Advancing Treatment in Indolent Systemic Mastocytosis: Updates at EAACI 2025 - Episode 2
A panelist discusses how indolent systemic mastocytosis is driven by a KIT D816V mutation that causes constant mast cell activation, leading to heterogeneous clinical presentations and highlighting the importance of targeted therapies like selective KIT inhibitors.
The Molecular Basis of Indolent Systemic Mastocytosis: Understanding the KIT D816V Mutation
Indolent systemic mastocytosis (ISM) is fundamentally driven by the KIT D816V mutation, which occurs in more than 90% of cases. The KIT protein functions as a transmembrane receptor on the surface of mast cells, playing a crucial role in transmitting signals essential for normal mast cell growth and differentiation. Under normal circumstances, all mast cells depend on wild-type KIT for proper functioning, requiring activation by a cytokine called stem cell factor to initiate cellular processes.
The pathological mutation in ISM occurs as a point mutation in the intracellular portion of the KIT molecule, specifically affecting the tyrosine kinase domain. This mutation fundamentally alters the protein's behavior by creating constitutive activation, meaning the mutated KIT protein no longer requires stem cell factor binding for activation. Instead, it continuously transmits growth and survival signals through phosphorylation of tyrosine residues, leading to uncontrolled mast cell proliferation and aberrant function throughout affected tissues.

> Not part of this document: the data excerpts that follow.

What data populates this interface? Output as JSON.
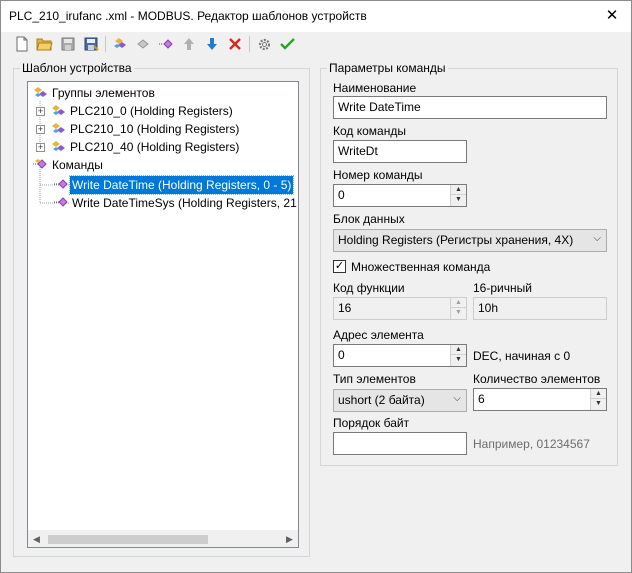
{
  "window": {
    "title": "PLC_210_irufanc .xml - MODBUS. Редактор шаблонов устройств",
    "close_glyph": "✕"
  },
  "toolbar": {
    "icons": [
      "new-file-icon",
      "open-folder-icon",
      "save-icon",
      "save-as-icon",
      "add-group-icon",
      "add-element-icon",
      "add-command-icon",
      "move-up-icon",
      "move-down-icon",
      "delete-icon",
      "settings-icon",
      "apply-icon"
    ],
    "colors": {
      "folder": "#e3b23c",
      "save": "#4c6b9e",
      "up": "#b0b0b0",
      "down": "#1e7bd6",
      "delete": "#d9291c",
      "apply": "#2ba32b"
    }
  },
  "template_panel": {
    "title": "Шаблон устройства",
    "tree": {
      "groups_label": "Группы элементов",
      "groups": [
        "PLC210_0 (Holding Registers)",
        "PLC210_10 (Holding Registers)",
        "PLC210_40 (Holding Registers)"
      ],
      "commands_label": "Команды",
      "commands": [
        "Write DateTime (Holding Registers, 0 - 5)",
        "Write DateTimeSys (Holding Registers, 21 - "
      ],
      "selected_index": 0
    }
  },
  "params_panel": {
    "title": "Параметры команды",
    "name_label": "Наименование",
    "name_value": "Write DateTime",
    "code_label": "Код команды",
    "code_value": "WriteDt",
    "number_label": "Номер команды",
    "number_value": "0",
    "block_label": "Блок данных",
    "block_value": "Holding Registers (Регистры хранения, 4X)",
    "multi_label": "Множественная команда",
    "multi_checked": true,
    "func_label": "Код функции",
    "func_value": "16",
    "hex_label": "16-ричный",
    "hex_value": "10h",
    "address_label": "Адрес элемента",
    "address_value": "0",
    "address_hint": "DEC, начиная с 0",
    "type_label": "Тип элементов",
    "type_value": "ushort (2 байта)",
    "count_label": "Количество элементов",
    "count_value": "6",
    "byteorder_label": "Порядок байт",
    "byteorder_value": "",
    "byteorder_hint": "Например, 01234567"
  }
}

This understanding of the molecular mechanism has opened new therapeutic avenues for ISM treatment. Targeted therapy approaches focus on selective small molecule inhibitors designed specifically to block the KIT D816V mutation while sparing wild-type KIT function. These inhibitors represent a precision medicine approach that addresses the root cause of the disease rather than merely managing symptoms. By selectively targeting the mutated protein responsible for driving the pathological mast cell expansion, these treatments offer the potential for more effective disease control and improved patient outcomes in indolent systemic mastocytosis.